Spacecraft properties
- Bus: HS-376
- Manufacturer: Hughes
- Launch mass: 1,140 kilograms (2,510 lb)
- BOL mass: 653 kilograms (1,440 lb)

Start of mission
- Launch date: August 30, 1984, 12:41:50 UTC
- Rocket: Space Shuttle Discovery STS-41D
- Launch site: Kennedy LC-39A
- Contractor: NASA

Orbital parameters
- Reference system: Geocentric
- Regime: Geostationary
- Longitude: 45° west
- Eccentricity: 0.02136
- Perigee altitude: 34,776 kilometres (21,609 mi)
- Apogee altitude: 36,573 kilometres (22,725 mi)
- Inclination: 0.4°
- Period: 1,430.3 minutes
- Epoch: September 1, 1984

Transponders
- Band: 24 C-band
- Coverage area: North America

= Telstar 302 =

Communications satellite launched in 1984

Telstar 302 was a geostationary communication satellite built by Hughes, it was located at orbital position of 85 degrees west longitude and was operated by AT&T Corp.

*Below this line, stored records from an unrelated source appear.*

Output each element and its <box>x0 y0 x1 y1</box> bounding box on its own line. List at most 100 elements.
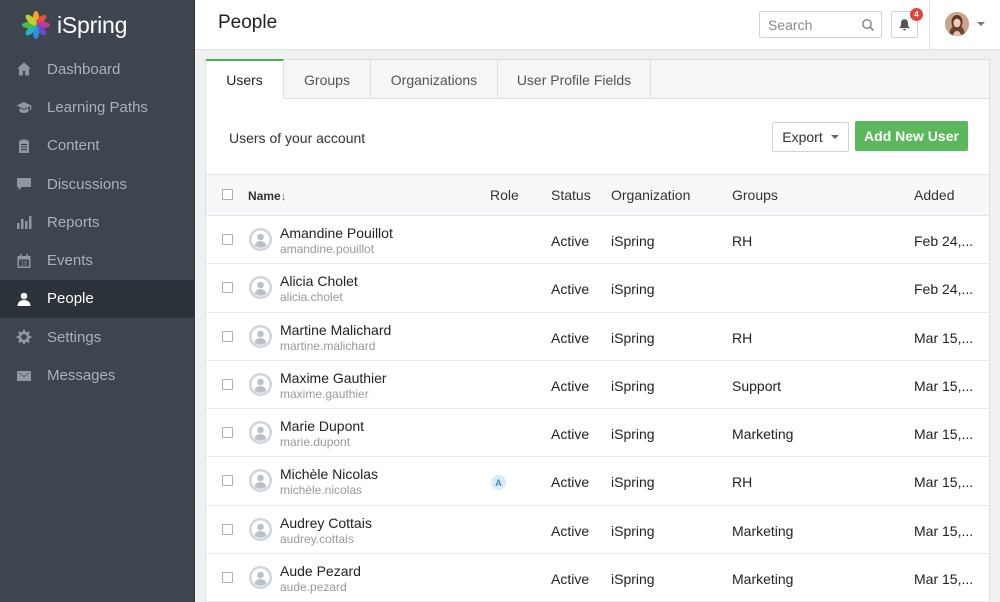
table-row[interactable]: Martine Malichard martine.malichard Active… <box>206 313 989 361</box>
calendar-icon: 15 <box>15 252 33 270</box>
row-checkbox[interactable] <box>222 572 233 584</box>
user-icon <box>15 290 33 308</box>
tab-organizations[interactable]: Organizations <box>371 60 498 99</box>
status-cell: Active <box>551 426 590 443</box>
user-name[interactable]: Michèle Nicolas <box>280 466 378 482</box>
logo-text: iSpring <box>57 11 128 38</box>
sort-arrow-icon: ↓ <box>280 191 287 203</box>
tab-bar: Users Groups Organizations User Profile Fie… <box>206 59 989 99</box>
header-divider <box>929 0 930 50</box>
groups-cell: Support <box>732 377 782 394</box>
added-cell: Mar 15,... <box>914 522 974 539</box>
sidebar-item-label: Content <box>47 137 100 155</box>
people-panel: Users Groups Organizations User Profile Fie… <box>205 59 990 602</box>
tab-groups[interactable]: Groups <box>284 60 371 99</box>
clipboard-icon <box>15 137 33 155</box>
table-row[interactable]: Marie Dupont marie.dupont Active iSpring Mar… <box>206 409 989 458</box>
groups-cell: RH <box>732 233 753 249</box>
status-cell: Active <box>551 474 590 491</box>
column-header-groups[interactable]: Groups <box>732 187 778 203</box>
users-toolbar: Users of your account Export Add New Use… <box>206 99 989 175</box>
status-cell: Active <box>551 233 590 249</box>
envelope-icon <box>15 367 33 385</box>
column-header-status[interactable]: Status <box>551 187 591 203</box>
user-name[interactable]: Alicia Cholet <box>280 273 358 289</box>
user-name[interactable]: Maxime Gauthier <box>280 370 387 386</box>
user-name[interactable]: Audrey Cottais <box>280 515 372 531</box>
avatar <box>249 324 272 348</box>
user-login: michèle.nicolas <box>280 483 363 498</box>
sidebar-item-discussions[interactable]: Discussions <box>0 165 194 203</box>
organization-cell: iSpring <box>611 377 655 394</box>
role-badge: A <box>491 475 506 491</box>
sidebar-item-dashboard[interactable]: Dashboard <box>0 50 194 88</box>
section-title: Users of your account <box>229 130 366 146</box>
avatar <box>249 517 272 541</box>
sidebar-item-learning-paths[interactable]: Learning Paths <box>0 88 194 126</box>
user-name[interactable]: Amandine Pouillot <box>280 225 393 241</box>
organization-cell: iSpring <box>611 474 655 491</box>
logo[interactable]: iSpring <box>0 0 194 50</box>
chevron-down-icon <box>830 135 839 139</box>
search-box[interactable] <box>759 11 882 38</box>
page-title: People <box>218 12 278 33</box>
home-icon <box>15 60 33 78</box>
sidebar-item-settings[interactable]: Settings <box>0 318 194 356</box>
search-input[interactable] <box>768 16 860 33</box>
row-checkbox[interactable] <box>222 330 233 342</box>
sidebar-item-people[interactable]: People <box>0 279 194 319</box>
row-checkbox[interactable] <box>222 523 233 535</box>
added-cell: Feb 24,... <box>914 233 974 249</box>
sidebar-item-label: Learning Paths <box>47 98 148 116</box>
user-menu-caret-icon[interactable] <box>977 22 985 26</box>
export-dropdown-button[interactable]: Export <box>772 122 849 152</box>
sidebar-item-reports[interactable]: Reports <box>0 203 194 241</box>
gear-icon <box>15 328 33 346</box>
user-name[interactable]: Marie Dupont <box>280 418 364 434</box>
sidebar-item-label: Reports <box>47 213 100 231</box>
organization-cell: iSpring <box>611 233 655 249</box>
sidebar-item-events[interactable]: 15 Events <box>0 241 194 279</box>
row-checkbox[interactable] <box>222 234 233 245</box>
column-header-added[interactable]: Added <box>914 187 954 203</box>
tab-user-profile-fields[interactable]: User Profile Fields <box>498 60 651 99</box>
user-photo-icon <box>945 12 969 36</box>
add-new-user-button[interactable]: Add New User <box>855 121 968 151</box>
table-row[interactable]: Alicia Cholet alicia.cholet Active iSpring F… <box>206 264 989 313</box>
avatar <box>249 276 272 300</box>
row-checkbox[interactable] <box>222 282 233 294</box>
sidebar-item-content[interactable]: Content <box>0 127 194 165</box>
added-cell: Mar 15,... <box>914 377 974 394</box>
notifications-button[interactable]: 4 <box>891 8 923 38</box>
column-name-label: Name <box>248 189 281 203</box>
user-name[interactable]: Martine Malichard <box>280 322 391 338</box>
user-login: alicia.cholet <box>280 290 343 305</box>
sidebar-item-label: People <box>47 290 94 308</box>
avatar <box>249 372 272 396</box>
table-row[interactable]: Aude Pezard aude.pezard Active iSpring Marke… <box>206 554 989 602</box>
search-icon[interactable] <box>861 18 875 32</box>
user-avatar[interactable] <box>945 12 969 36</box>
chat-icon <box>15 175 33 193</box>
select-all-checkbox[interactable] <box>222 189 233 200</box>
user-name[interactable]: Aude Pezard <box>280 563 361 579</box>
row-checkbox[interactable] <box>222 378 233 390</box>
table-row[interactable]: Audrey Cottais audrey.cottais Active iSprin… <box>206 506 989 555</box>
user-login: marie.dupont <box>280 435 351 450</box>
row-checkbox[interactable] <box>222 427 233 439</box>
status-cell: Active <box>551 281 590 298</box>
row-checkbox[interactable] <box>222 475 233 487</box>
sidebar-item-messages[interactable]: Messages <box>0 356 194 394</box>
column-header-role[interactable]: Role <box>490 187 519 203</box>
column-header-name[interactable]: Name↓ <box>248 189 286 203</box>
table-row[interactable]: Michèle Nicolas michèle.nicolas A Active iSp… <box>206 457 989 506</box>
sidebar-item-label: Discussions <box>47 175 128 193</box>
table-row[interactable]: Maxime Gauthier maxime.gauthier Active iSpr… <box>206 361 989 410</box>
table-row[interactable]: Amandine Pouillot amandine.pouillot Active… <box>206 216 989 265</box>
tab-users[interactable]: Users <box>206 59 284 99</box>
column-header-organization[interactable]: Organization <box>611 187 690 203</box>
notification-count-badge: 4 <box>910 8 923 21</box>
sidebar-item-label: Events <box>47 252 93 270</box>
sidebar-item-label: Settings <box>47 328 102 346</box>
avatar <box>249 469 272 493</box>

The satellite was based on the HS-376 platform and its life expectancy was 10 years. Telstar 302 left service on September 5, 1997. The satellite was successfully launched into space on August 30, 1984, at 12:41:50 UTC, aboard the Space Shuttle Discovery during the STS-41D mission from the Kennedy Space Center in Florida, United States, Along with the SBS 4 satellites and Leasat 2. It had a launch mass of 1,140 kg.

Telstar 302 was equipped with 24 C band transponders to provide telecommunication service to North America (including U.S. state of Hawaii and Puerto Rico).